2026-06-02Machine Learning

Machine Learning
AI summary

The authors study a problem where a learner repeatedly decides between two actions: one that reveals information but gives no reward, and one that yields a hidden reward but no information. Switching between actions costs the learner, and they measure regret compared to always choosing the best fixed action. Previous algorithms suggested regret grows roughly like T^(2/3), but the authors prove the regret actually grows more slowly, around the square root of T. This finding clarifies the difficulty of this problem and corrects a previous assumption about its complexity.

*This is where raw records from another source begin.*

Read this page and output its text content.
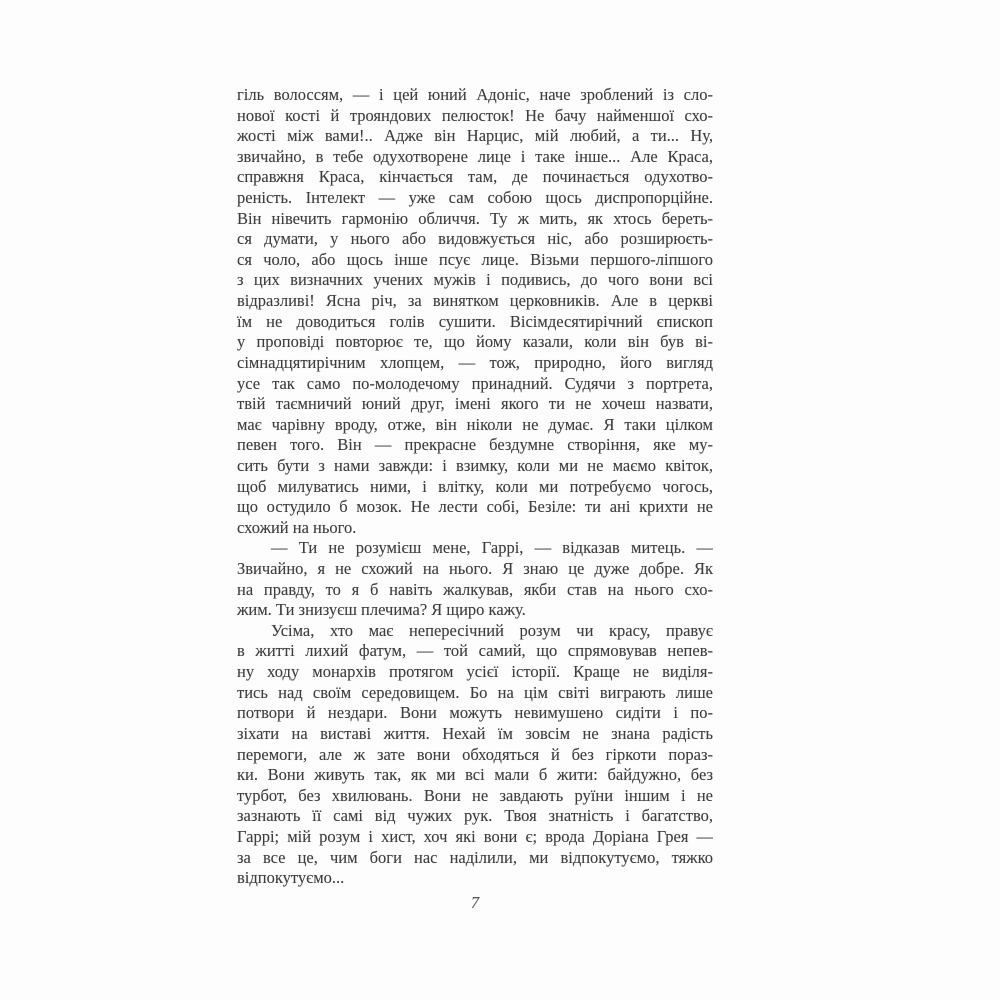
гіль волоссям, — і цей юний Адоніс, наче зроблений із сло-
нової кості й трояндових пелюсток! Не бачу найменшої схо-
жості між вами!.. Адже він Нарцис, мій любий, а ти... Ну,
звичайно, в тебе одухотворене лице і таке інше... Але Краса,
справжня Краса, кінчається там, де починається одухотво-
реність. Інтелект — уже сам собою щось диспропорційне.
Він нівечить гармонію обличчя. Ту ж мить, як хтось береть-
ся думати, у нього або видовжується ніс, або розширюєть-
ся чоло, або щось інше псує лице. Візьми першого-ліпшого
з цих визначних учених мужів і подивись, до чого вони всі
відразливі! Ясна річ, за винятком церковників. Але в церкві
їм не доводиться голів сушити. Вісімдесятирічний єпископ
у проповіді повторює те, що йому казали, коли він був ві-
сімнадцятирічним хлопцем, — тож, природно, його вигляд
усе так само по-молодечому принадний. Судячи з портрета,
твій таємничий юний друг, імені якого ти не хочеш назвати,
має чарівну вроду, отже, він ніколи не думає. Я таки цілком
певен того. Він — прекрасне бездумне створіння, яке му-
сить бути з нами завжди: і взимку, коли ми не маємо квіток,
щоб милуватись ними, і влітку, коли ми потребуємо чогось,
що остудило б мозок. Не лести собі, Безіле: ти ані крихти не
схожий на нього.
— Ти не розумієш мене, Гаррі, — відказав митець. —
Звичайно, я не схожий на нього. Я знаю це дуже добре. Як
на правду, то я б навіть жалкував, якби став на нього схо-
жим. Ти знизуєш плечима? Я щиро кажу.
Усіма, хто має непересічний розум чи красу, правує
в житті лихий фатум, — той самий, що спрямовував непев-
ну ходу монархів протягом усієї історії. Краще не виділя-
тись над своїм середовищем. Бо на цім світі виграють лише
потвори й нездари. Вони можуть невимушено сидіти і по-
зіхати на виставі життя. Нехай їм зовсім не знана радість
перемоги, але ж зате вони обходяться й без гіркоти пораз-
ки. Вони живуть так, як ми всі мали б жити: байдужно, без
турбот, без хвилювань. Вони не завдають руїни іншим і не
зазнають її самі від чужих рук. Твоя знатність і багатство,
Гаррі; мій розум і хист, хоч які вони є; врода Доріана Грея —
за все це, чим боги нас наділили, ми відпокутуємо, тяжко
відпокутуємо...
7
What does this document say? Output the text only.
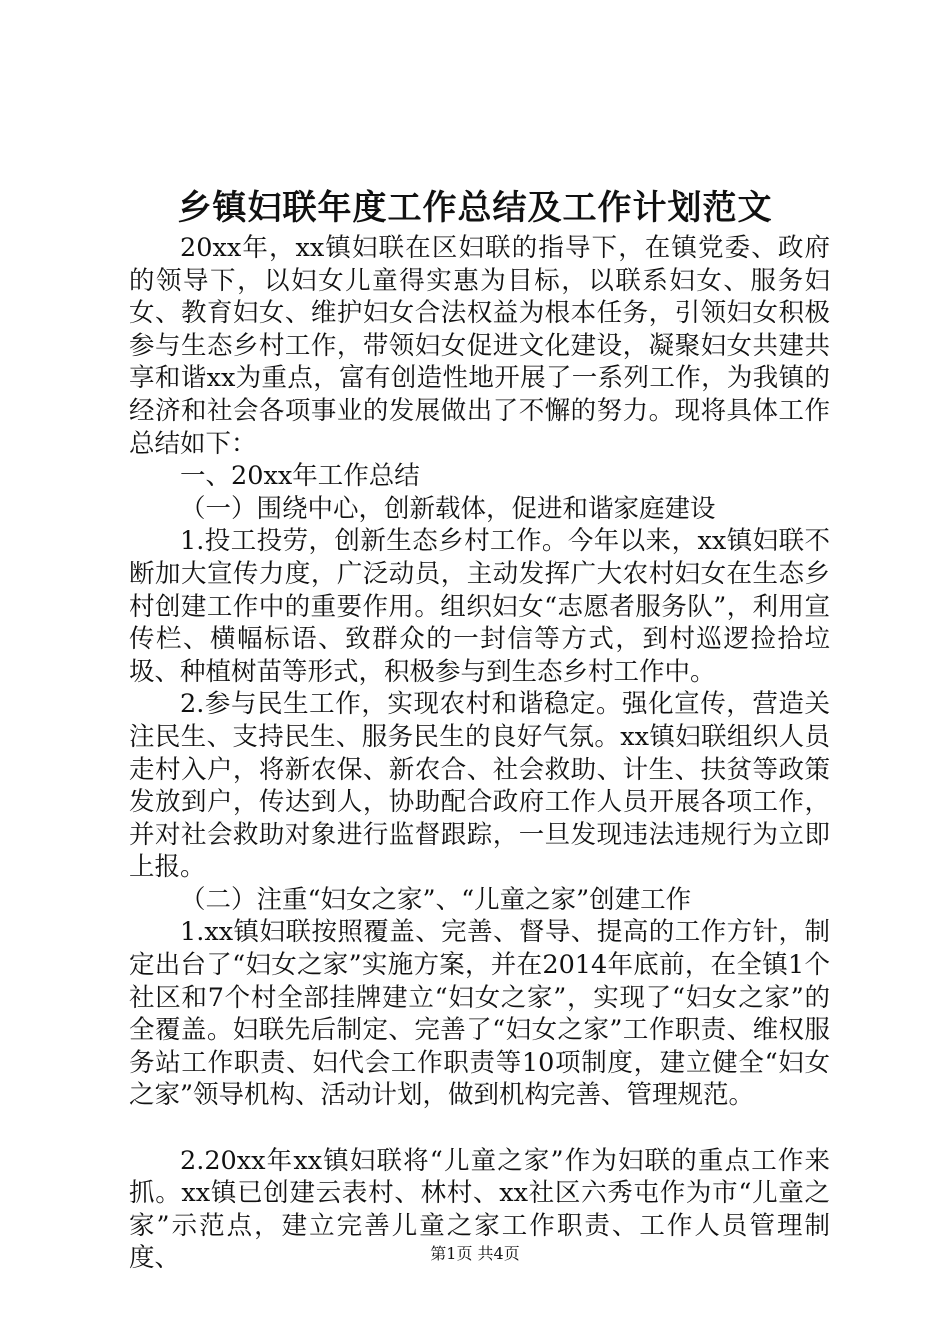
乡镇妇联年度工作总结及工作计划范文

20xx年，xx镇妇联在区妇联的指导下，在镇党委、政府的领导下，以妇女儿童得实惠为目标，以联系妇女、服务妇女、教育妇女、维护妇女合法权益为根本任务，引领妇女积极参与生态乡村工作，带领妇女促进文化建设，凝聚妇女共建共享和谐xx为重点，富有创造性地开展了一系列工作，为我镇的经济和社会各项事业的发展做出了不懈的努力。现将具体工作总结如下：

一、20xx年工作总结

（一）围绕中心，创新载体，促进和谐家庭建设

1.投工投劳，创新生态乡村工作。今年以来，xx镇妇联不断加大宣传力度，广泛动员，主动发挥广大农村妇女在生态乡村创建工作中的重要作用。组织妇女“志愿者服务队”，利用宣传栏、横幅标语、致群众的一封信等方式，到村巡逻捡拾垃圾、种植树苗等形式，积极参与到生态乡村工作中。

2.参与民生工作，实现农村和谐稳定。强化宣传，营造关注民生、支持民生、服务民生的良好气氛。xx镇妇联组织人员走村入户，将新农保、新农合、社会救助、计生、扶贫等政策发放到户，传达到人，协助配合政府工作人员开展各项工作，并对社会救助对象进行监督跟踪，一旦发现违法违规行为立即上报。

（二）注重“妇女之家”、“儿童之家”创建工作

1.xx镇妇联按照覆盖、完善、督导、提高的工作方针，制定出台了“妇女之家”实施方案，并在2014年底前，在全镇1个社区和7个村全部挂牌建立“妇女之家”，实现了“妇女之家”的全覆盖。妇联先后制定、完善了“妇女之家”工作职责、维权服务站工作职责、妇代会工作职责等10项制度，建立健全“妇女之家”领导机构、活动计划，做到机构完善、管理规范。

2.20xx年xx镇妇联将“儿童之家”作为妇联的重点工作来抓。xx镇已创建云表村、林村、xx社区六秀屯作为市“儿童之家”示范点，建立完善儿童之家工作职责、工作人员管理制度、	第1页 共4页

apple-tasting problemswitching costsregret minimizationoblivious adversaryfeedback graphsminimax regretonline learningrevealing actionblind actionT^(2/3) regret bound
Authors
Tommaso Cesari, Roberto Colomboni
Abstract
We study the two-action apple-tasting problem with switching costs against an oblivious adversary. In an equivalent normalized formulation, at each round the learner chooses between a revealing action and a blind action: the revealing action gives reward $0$ and reveals the hidden value $x_t\in[-1,1]$ of the blind action; the blind action gives reward $x_t$ but reveals nothing. The learner pays one unit whenever they switches actions, and regret is measured against the best fixed action in hindsight. General feedback-graph algorithms with switching costs give $\widetilde O(T^{2/3})$ regret guarantees for this problem. The two-action apple-tasting graph was the natural candidate for the missing $Ω(T^{2/3})$ obstruction in the switching-cost classification: such a lower bound would have transferred to a large family of still-unclassified feedback graphs. We prove that this obstruction is not there: the oblivious minimax expected regret for this problem satisfies \[ \frac{1}{2\sqrt3}\cdot\sqrt T \le R_T^\star \le 2\sqrt{3}\cdot \sqrt{T}. \]